Many of us go our whole lives weighed down by baggage. Each of our experiences comes with choices, and each choice we make can set us free or weigh us down. Over time decisions that weigh us down can begin distorting our day-to-day reality.
The distortion is guilt. Guilt is a weighty feeling because it forces us to carry emotions from the past into the present. So not only do we have to manage our emotions right now, but we have to lug around, and therefore manage our guilt. Inevitably, the guilt resurfaces in our lives on a loop, and the baggage cycle continues.
It doesn’t have to, though.
Whenever we discuss the concept of forgiveness, it’s usually about forgiving others. We learn that forgiving others is less about them and more about us because forgiving others releases any surrounding negativity and lightens our emotional load. The same is true for forgiving ourselves.
For today’s #50forMe Challenge, we look at 3 steps to take when forgiving ourselves.
We understand that there are varying degrees of actions that take forgiveness. Some of us are forgiving ourselves for loading up on carbs at lunch, while others of us are forgiving ourselves for deep-rooted or even traumatic misrepresentations of our best selves. No matter what degree of forgiveness is necessary, we can each find comfort that we are not alone on the road to self-grace.
Get it out
One of the most powerful and therapeutic ways to release past events and the negative emotions around them is to express them with words. This can mean writing them out in a journal or on a sheet of paper. If written on loose leaf, another step could be to (find a safe outdoor space and) ignite the paper as a symbol of letting the past event and its accompanying emotions burn.
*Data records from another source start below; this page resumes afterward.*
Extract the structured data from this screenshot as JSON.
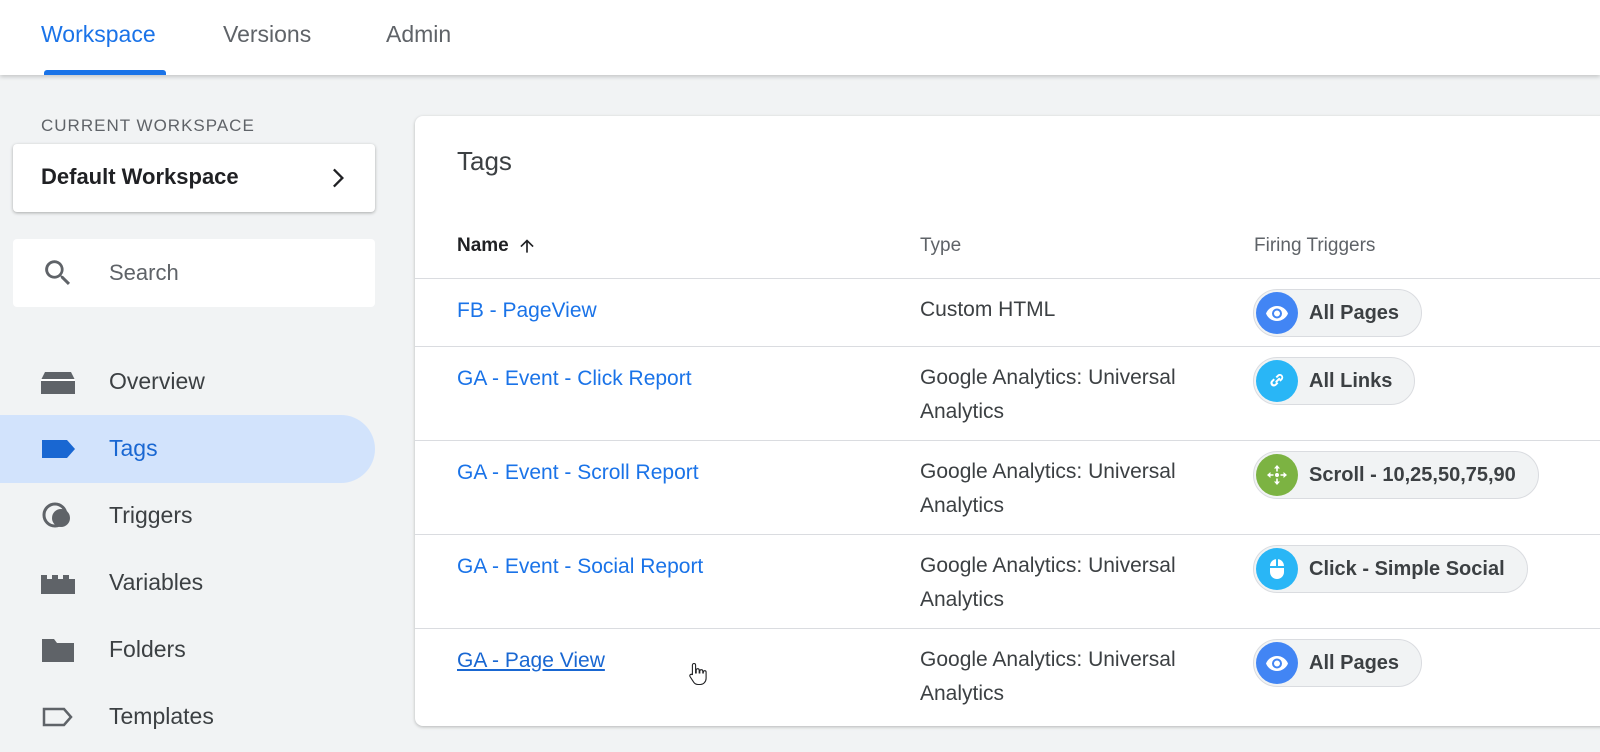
{
  "topnav": {
    "tabs": [
      {
        "label": "Workspace",
        "active": true
      },
      {
        "label": "Versions"
      },
      {
        "label": "Admin"
      }
    ]
  },
  "sidebar": {
    "workspace_caption": "CURRENT WORKSPACE",
    "workspace_name": "Default Workspace",
    "search_placeholder": "Search",
    "items": [
      {
        "label": "Overview",
        "icon": "overview-icon"
      },
      {
        "label": "Tags",
        "icon": "tag-icon",
        "active": true
      },
      {
        "label": "Triggers",
        "icon": "trigger-icon"
      },
      {
        "label": "Variables",
        "icon": "variables-icon"
      },
      {
        "label": "Folders",
        "icon": "folder-icon"
      },
      {
        "label": "Templates",
        "icon": "template-icon"
      }
    ]
  },
  "main": {
    "title": "Tags",
    "columns": {
      "name": "Name",
      "type": "Type",
      "triggers": "Firing Triggers"
    },
    "rows": [
      {
        "name": "FB - PageView",
        "type": "Custom HTML",
        "trigger": "All Pages",
        "trigger_icon": "eye-icon",
        "trigger_color": "#4285f4"
      },
      {
        "name": "GA - Event - Click Report",
        "type": "Google Analytics: Universal Analytics",
        "trigger": "All Links",
        "trigger_icon": "link-icon",
        "trigger_color": "#29b6f6"
      },
      {
        "name": "GA - Event - Scroll Report",
        "type": "Google Analytics: Universal Analytics",
        "trigger": "Scroll - 10,25,50,75,90",
        "trigger_icon": "scroll-icon",
        "trigger_color": "#7cb342"
      },
      {
        "name": "GA - Event - Social Report",
        "type": "Google Analytics: Universal Analytics",
        "trigger": "Click - Simple Social",
        "trigger_icon": "mouse-icon",
        "trigger_color": "#29b6f6"
      },
      {
        "name": "GA - Page View",
        "type": "Google Analytics: Universal Analytics",
        "trigger": "All Pages",
        "trigger_icon": "eye-icon",
        "trigger_color": "#4285f4"
      }
    ]
  }
}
Speaking the event out loudthrough a recorder or to ourselves is a way of dispelling the events. The objective here is to begin the process of closure.
Find the lesson
Once verbalizing the source of guilt, one way to help move past it is to learn from it. It’s possible that no one enjoys the feeling of guilt, and finding the lesson can be simple. First, it takes identifying why we are feeling guilty. Did we disappoint a loved one or peer? Did we fall short of religious or personal standards? Did we break a promise or bend a rule? Once we have the answer to why the guilt surrounds the situation, we can gain insight and, therefore, be in better position to make better decisions in the future.
Resolve + Resume
Pinpointing the source of guilt and taking away the lesson are processes that can take time. The best way to forgive ourselves is to incorporate self-grace into our daily lives. For example, when we notice negative self-talk taking over our thoughts, we can utilize our self-talk safe word to re-center, rather than heading into a negativity tailspin. This mentality—showing kindness and grace to ourselves—will allow forgiveness to come naturally and ultimately permeate into our relationships with one another.